On Friday, the day after the Supreme Court ruled it is unconstitutional for states, like California, to use a “proper cause” standard to deny concealed carry permits, California’s attorney general instructed attorneys and law enforcement to, instead, employ a “good moral character” requirement as justification for denying permits.
In a legal alert to “All California District Attorneys, Police Chiefs, Sheriffs, County Counsels, and City Attorneys,” California Attorney General Rob Bonta issued a legal alert providing “guidance” regarding another means of denying permits, in light of the Supreme Court ruling:
“[B]ecause the Court’s decision in Bruen does not affect the other statutory requirements governing public-carry licenses, issuing authorities must still require proof that (1) ‘the applicant is of good moral character.’”

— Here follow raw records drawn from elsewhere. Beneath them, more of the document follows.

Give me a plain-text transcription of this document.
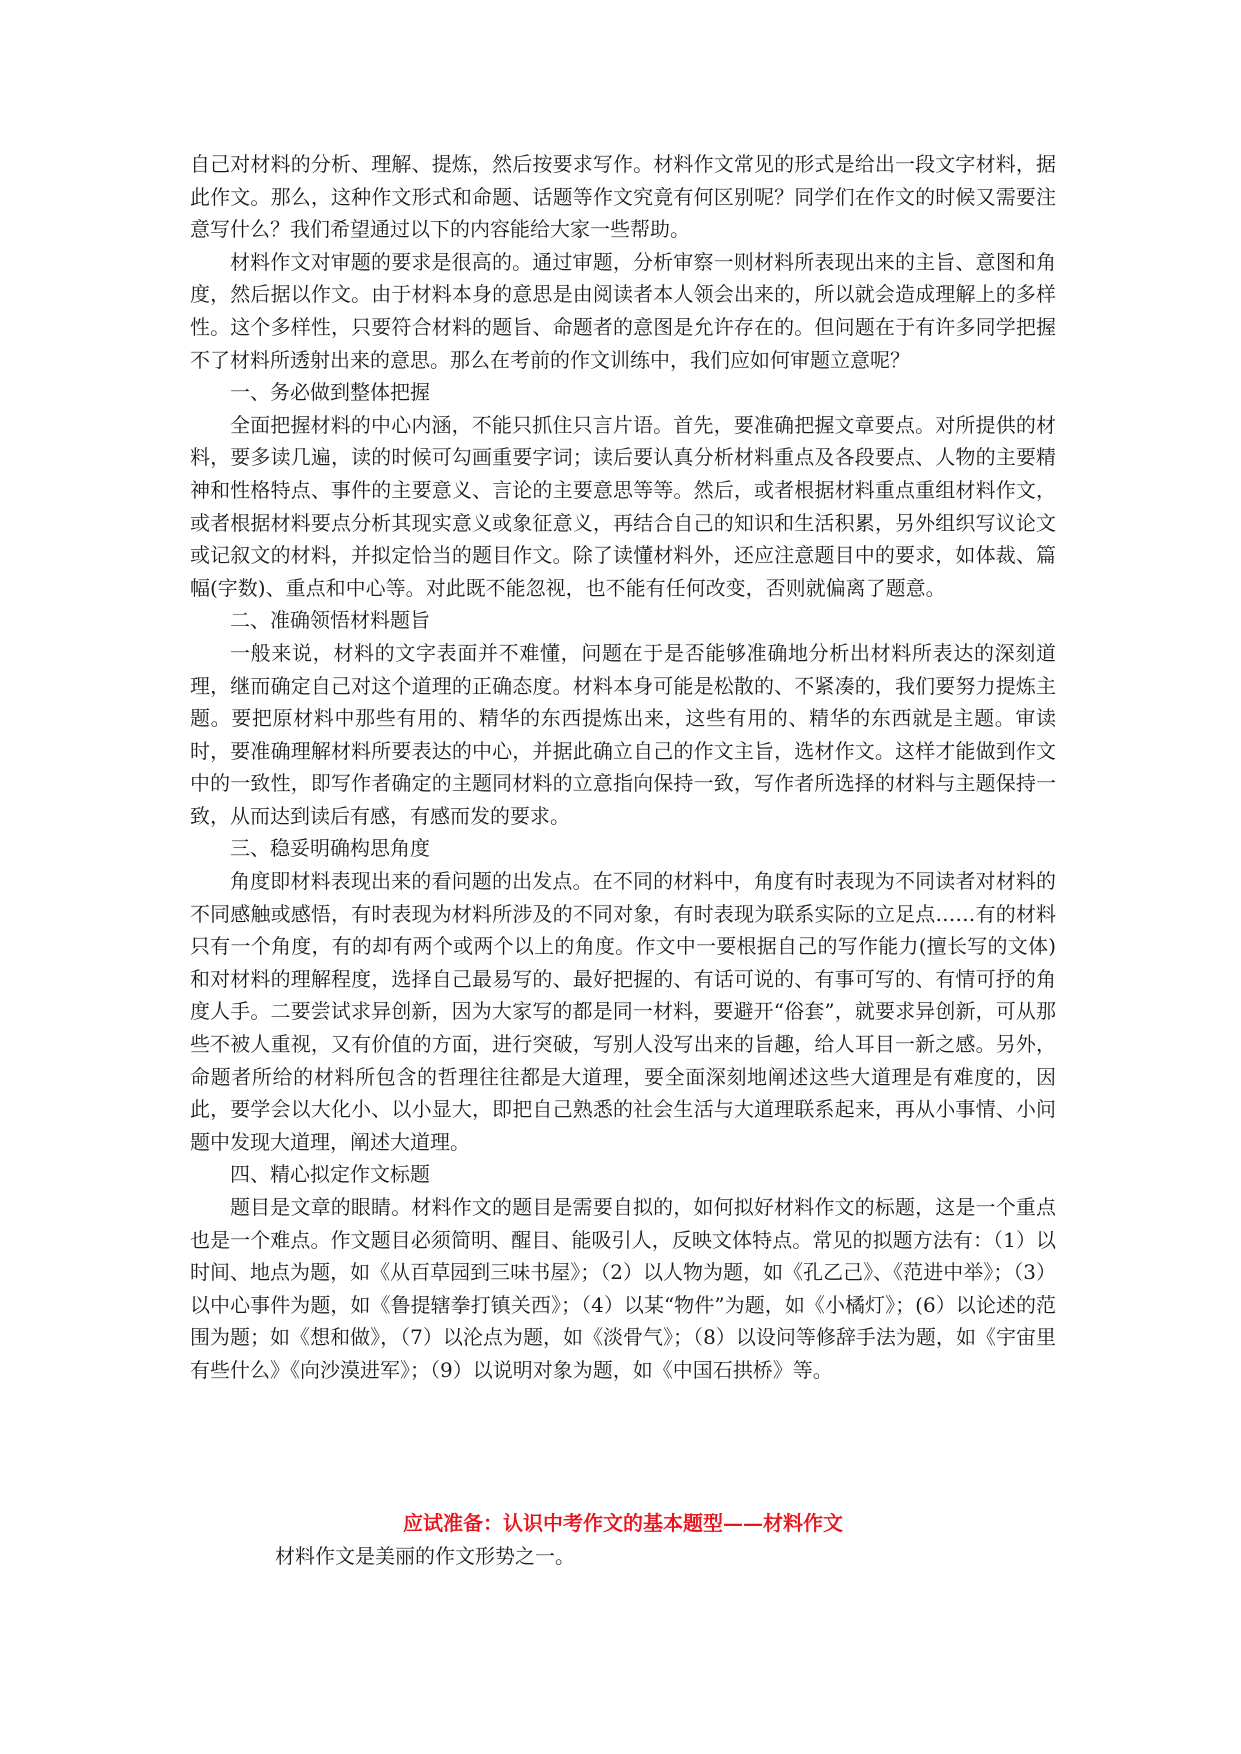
自己对材料的分析、理解、提炼，然后按要求写作。材料作文常见的形式是给出一段文字材料，据此作文。那么，这种作文形式和命题、话题等作文究竟有何区别呢？同学们在作文的时候又需要注意写什么？我们希望通过以下的内容能给大家一些帮助。

材料作文对审题的要求是很高的。通过审题，分析审察一则材料所表现出来的主旨、意图和角度，然后据以作文。由于材料本身的意思是由阅读者本人领会出来的，所以就会造成理解上的多样性。这个多样性，只要符合材料的题旨、命题者的意图是允许存在的。但问题在于有许多同学把握不了材料所透射出来的意思。那么在考前的作文训练中，我们应如何审题立意呢？

一、务必做到整体把握

全面把握材料的中心内涵，不能只抓住只言片语。首先，要准确把握文章要点。对所提供的材料，要多读几遍，读的时候可勾画重要字词；读后要认真分析材料重点及各段要点、人物的主要精神和性格特点、事件的主要意义、言论的主要意思等等。然后，或者根据材料重点重组材料作文，或者根据材料要点分析其现实意义或象征意义，再结合自己的知识和生活积累，另外组织写议论文或记叙文的材料，并拟定恰当的题目作文。除了读懂材料外，还应注意题目中的要求，如体裁、篇幅(字数)、重点和中心等。对此既不能忽视，也不能有任何改变，否则就偏离了题意。

二、准确领悟材料题旨

一般来说，材料的文字表面并不难懂，问题在于是否能够准确地分析出材料所表达的深刻道理，继而确定自己对这个道理的正确态度。材料本身可能是松散的、不紧凑的，我们要努力提炼主题。要把原材料中那些有用的、精华的东西提炼出来，这些有用的、精华的东西就是主题。审读时，要准确理解材料所要表达的中心，并据此确立自己的作文主旨，选材作文。这样才能做到作文中的一致性，即写作者确定的主题同材料的立意指向保持一致，写作者所选择的材料与主题保持一致，从而达到读后有感，有感而发的要求。

三、稳妥明确构思角度

角度即材料表现出来的看问题的出发点。在不同的材料中，角度有时表现为不同读者对材料的不同感触或感悟，有时表现为材料所涉及的不同对象，有时表现为联系实际的立足点……有的材料只有一个角度，有的却有两个或两个以上的角度。作文中一要根据自己的写作能力(擅长写的文体)和对材料的理解程度，选择自己最易写的、最好把握的、有话可说的、有事可写的、有情可抒的角度人手。二要尝试求异创新，因为大家写的都是同一材料，要避开“俗套”，就要求异创新，可从那些不被人重视，又有价值的方面，进行突破，写别人没写出来的旨趣，给人耳目一新之感。另外，命题者所给的材料所包含的哲理往往都是大道理，要全面深刻地阐述这些大道理是有难度的，因此，要学会以大化小、以小显大，即把自己熟悉的社会生活与大道理联系起来，再从小事情、小问题中发现大道理，阐述大道理。

四、精心拟定作文标题

题目是文章的眼睛。材料作文的题目是需要自拟的，如何拟好材料作文的标题，这是一个重点也是一个难点。作文题目必须简明、醒目、能吸引人，反映文体特点。常见的拟题方法有：（1）以时间、地点为题，如《从百草园到三味书屋》；（2）以人物为题，如《孔乙己》、《范进中举》；（3）以中心事件为题，如《鲁提辖拳打镇关西》；（4）以某“物件”为题，如《小橘灯》；(6）以论述的范围为题；如《想和做》，（7）以沦点为题，如《淡骨气》；（8）以设问等修辞手法为题，如《宇宙里有些什么》《向沙漠进军》；（9）以说明对象为题，如《中国石拱桥》等。

应试准备：认识中考作文的基本题型——材料作文
材料作文是美丽的作文形势之一。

What’s more, an applicant’s “character and temperament” can be used to determine “moral character” and deny a concealed carry permit, AG Bonta advises:
“[I]n assessing whether an applicant has established ‘good moral character,’ issuing authorities should recognize that Bruen does not eliminate the duty or authority of local officials to protect the communities that they know best by ensuring that licenses are only issued to individuals who—by virtue of their character and temperament—can be trusted to abide by the law and otherwise ensure the safety of themselves and others.”
Bonta advises that “Legal judgments of good moral character can include consideration of” a number of extremely subjective factors, such as:
- “Respect for the law,”
- “Observance of fiduciary duty,”
- “Respect for the rights of others,”
- “Absence of hatred and racism,”
- “Fiscal stability,”
- “Profession-specific criteria such as pledging to honor the constitution and uphold the law” and
- “Absence of criminal conviction.”
Bonta also suggests monitoring an applicant’s social media accounts and requiring the applicant to provide “personal references and/or reference letters.”
[T]he AG's office suggests that people who hold certain ideological viewpoints should be disqualified,” Gary T. Schwartz Distinguished Professor of Law at UCLA Eugene Volokh writes in an analysis of Bonta’s guidance published by Reason.
“This strikes me as clearly unconstitutional under the First Amendment, even apart from the Second Amendment,” Volokh writes. “[T]he exercise of an individual constitutional right generally can't be conditioned on the rightsholder's submitting ‘personal references.’”
“The government can't restrict ordinary citizens' actions—much less their constitutionally protected actions—based on the viewpoints that they express,” Volokh explains.
What’s more, the government can’t deny permits based on perceived endorsement of ”‘hatred’ (a potentially extraordinarily broad and vague term) and ‘racism’ (a term that, especially in much recent usage, is likewise highly broad and vague),” Volokh writes.
The “fiscal stability” requirement is especially problematic, since it discriminates against the poor, he notes.
“It seems clear to me that the viewpoint-based criteria that the AG's office is recommending would violate both the First and Second Amendments, and some of the other criteria would violate the Second,” Volokh concludes.